The Philippines is solidifying its lead in the information technology and business process management (IT-BPM) industry, with revenues projected to reach $42 billion and employment hitting 1.97 million Filipinos by 2026.
Jack Madrid, president and CEO of the IT and Business Process Association of the Philippines (IBPAP), said at the opening of the International IT-BPM Summit (IIS) 2025 that the country is outpacing global growth in the sector, expanding at 5 percent in 2025 compared with the world average of 3 percent. The summit’s theme was “Rewired for Value: The Global Wake-Up Call.”
“We are outpacing global growth, but growth alone will not secure our future. Transformation will,” Madrid said.
Madrid cited two key opportunities for the industry: the integration of artificial intelligence (AI) and agentic technologies into customer experience and global business services, and the rise of global capability centers (GCCs).

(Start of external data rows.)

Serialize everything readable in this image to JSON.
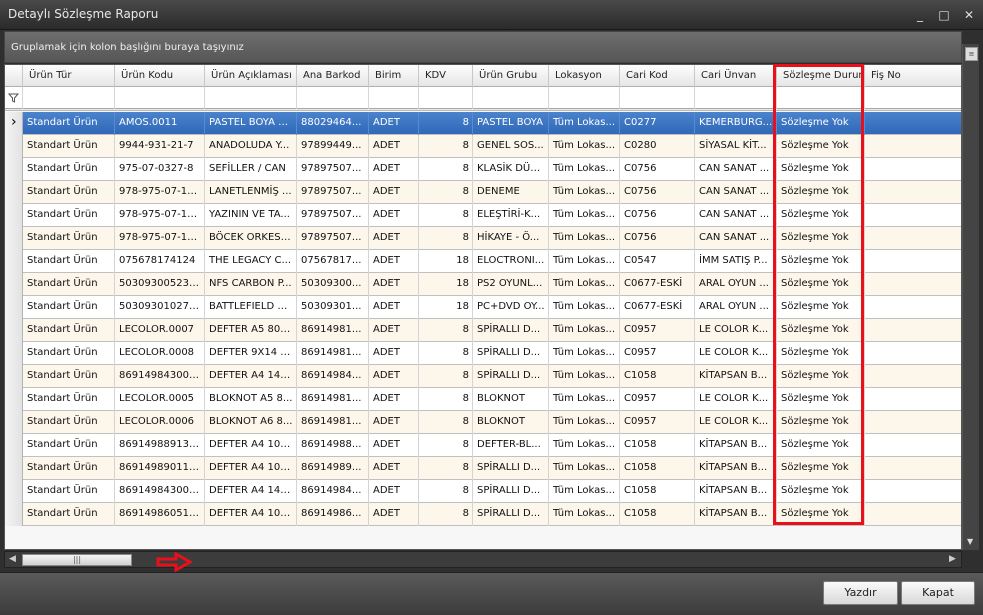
{
  "window": {
    "title": "Detaylı Sözleşme Raporu",
    "minimize_label": "_",
    "maximize_label": "□",
    "close_label": "✕"
  },
  "group_panel": {
    "text": "Gruplamak için kolon başlığını buraya taşıyınız"
  },
  "grid": {
    "columns": [
      "Ürün Tür",
      "Ürün Kodu",
      "Ürün Açıklaması",
      "Ana Barkod",
      "Birim",
      "KDV",
      "Ürün Grubu",
      "Lokasyon",
      "Cari Kod",
      "Cari Ünvan",
      "Sözleşme Durum",
      "Fiş No"
    ],
    "filter_icon": "filter-icon",
    "rows": [
      [
        "Standart Ürün",
        "AMOS.0011",
        "PASTEL BOYA 2...",
        "88029464...",
        "ADET",
        "8",
        "PASTEL BOYA",
        "Tüm Lokas...",
        "C0277",
        "KEMERBURG...",
        "Sözleşme Yok",
        ""
      ],
      [
        "Standart Ürün",
        "9944-931-21-7",
        "ANADOLUDA Y...",
        "97899449...",
        "ADET",
        "8",
        "GENEL SOS...",
        "Tüm Lokas...",
        "C0280",
        "SİYASAL KİT...",
        "Sözleşme Yok",
        ""
      ],
      [
        "Standart Ürün",
        "975-07-0327-8",
        "SEFİLLER / CAN",
        "97897507...",
        "ADET",
        "8",
        "KLASİK DÜN...",
        "Tüm Lokas...",
        "C0756",
        "CAN SANAT ...",
        "Sözleşme Yok",
        ""
      ],
      [
        "Standart Ürün",
        "978-975-07-15...",
        "LANETLENMİŞ ...",
        "97897507...",
        "ADET",
        "8",
        "DENEME",
        "Tüm Lokas...",
        "C0756",
        "CAN SANAT ...",
        "Sözleşme Yok",
        ""
      ],
      [
        "Standart Ürün",
        "978-975-07-15...",
        "YAZININ VE TA...",
        "97897507...",
        "ADET",
        "8",
        "ELEŞTİRİ-K...",
        "Tüm Lokas...",
        "C0756",
        "CAN SANAT ...",
        "Sözleşme Yok",
        ""
      ],
      [
        "Standart Ürün",
        "978-975-07-15...",
        "BÖCEK ORKEST...",
        "97897507...",
        "ADET",
        "8",
        "HİKAYE - Ö...",
        "Tüm Lokas...",
        "C0756",
        "CAN SANAT ...",
        "Sözleşme Yok",
        ""
      ],
      [
        "Standart Ürün",
        "075678174124",
        "THE LEGACY C...",
        "07567817...",
        "ADET",
        "18",
        "ELOCTRONI...",
        "Tüm Lokas...",
        "C0547",
        "İMM SATIŞ P...",
        "Sözleşme Yok",
        ""
      ],
      [
        "Standart Ürün",
        "5030930052331",
        "NFS CARBON P...",
        "50309300...",
        "ADET",
        "18",
        "PS2 OYUNL...",
        "Tüm Lokas...",
        "C0677-ESKİ",
        "ARAL OYUN ...",
        "Sözleşme Yok",
        ""
      ],
      [
        "Standart Ürün",
        "5030930102753",
        "BATTLEFIELD 3...",
        "50309301...",
        "ADET",
        "18",
        "PC+DVD OY...",
        "Tüm Lokas...",
        "C0677-ESKİ",
        "ARAL OYUN ...",
        "Sözleşme Yok",
        ""
      ],
      [
        "Standart Ürün",
        "LECOLOR.0007",
        "DEFTER A5 80/...",
        "86914981...",
        "ADET",
        "8",
        "SPİRALLI D...",
        "Tüm Lokas...",
        "C0957",
        "LE COLOR K...",
        "Sözleşme Yok",
        ""
      ],
      [
        "Standart Ürün",
        "LECOLOR.0008",
        "DEFTER 9X14 8...",
        "86914981...",
        "ADET",
        "8",
        "SPİRALLI D...",
        "Tüm Lokas...",
        "C0957",
        "LE COLOR K...",
        "Sözleşme Yok",
        ""
      ],
      [
        "Standart Ürün",
        "8691498430039",
        "DEFTER A4 140...",
        "86914984...",
        "ADET",
        "8",
        "SPİRALLI D...",
        "Tüm Lokas...",
        "C1058",
        "KİTAPSAN B...",
        "Sözleşme Yok",
        ""
      ],
      [
        "Standart Ürün",
        "LECOLOR.0005",
        "BLOKNOT A5 8...",
        "86914981...",
        "ADET",
        "8",
        "BLOKNOT",
        "Tüm Lokas...",
        "C0957",
        "LE COLOR K...",
        "Sözleşme Yok",
        ""
      ],
      [
        "Standart Ürün",
        "LECOLOR.0006",
        "BLOKNOT A6 8...",
        "86914981...",
        "ADET",
        "8",
        "BLOKNOT",
        "Tüm Lokas...",
        "C0957",
        "LE COLOR K...",
        "Sözleşme Yok",
        ""
      ],
      [
        "Standart Ürün",
        "8691498891304",
        "DEFTER A4 100...",
        "86914988...",
        "ADET",
        "8",
        "DEFTER-BL...",
        "Tüm Lokas...",
        "C1058",
        "KİTAPSAN B...",
        "Sözleşme Yok",
        ""
      ],
      [
        "Standart Ürün",
        "8691498901102",
        "DEFTER A4 100...",
        "86914989...",
        "ADET",
        "8",
        "SPİRALLI D...",
        "Tüm Lokas...",
        "C1058",
        "KİTAPSAN B...",
        "Sözleşme Yok",
        ""
      ],
      [
        "Standart Ürün",
        "8691498430084",
        "DEFTER A4 140...",
        "86914984...",
        "ADET",
        "8",
        "SPİRALLI D...",
        "Tüm Lokas...",
        "C1058",
        "KİTAPSAN B...",
        "Sözleşme Yok",
        ""
      ],
      [
        "Standart Ürün",
        "8691498605116",
        "DEFTER A4 100...",
        "86914986...",
        "ADET",
        "8",
        "SPİRALLI D...",
        "Tüm Lokas...",
        "C1058",
        "KİTAPSAN B...",
        "Sözleşme Yok",
        ""
      ]
    ],
    "selected_row": 0,
    "highlight_color": "#e8101a",
    "selection_color": "#3a72c2"
  },
  "footer": {
    "print_label": "Yazdır",
    "close_label": "Kapat"
  }
}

The GCC market, which includes finance, HR, IT, analytics, marketing and digital services, is projected to reach $155 billion globally by 2027.
Madrid said the Philippines, with its strong talent pool, cost efficiency and mature ecosystem, is well-positioned to expand its role as a GCC hub driving enterprise-wide innovation.
“We can be both – a world-class outsourcing hub and a GCC hub driving enterprise transformation,” he said.
Madrid said the industry is banking on AI as a critical driver of future growth. While only 12 percent of Philippine firms currently report high AI maturity, nearly half are already embedding AI in some form. He added that by 2028, more than 70 percent expect to reach high maturity.
“Technology alone will not win. Our winning formula is blending AI with Filipino ingenuity, empathy and trust,” Madrid said, noting that AI should be an augmentation tool, not a replacement.
To sustain momentum, Madrid outlined six imperatives for transformation: aligning policy, talent, and markets; expanding innovation beyond Metro Manila; evolving leadership; scaling the GCC footprint; making talent future-ready; and keeping human impact at the core.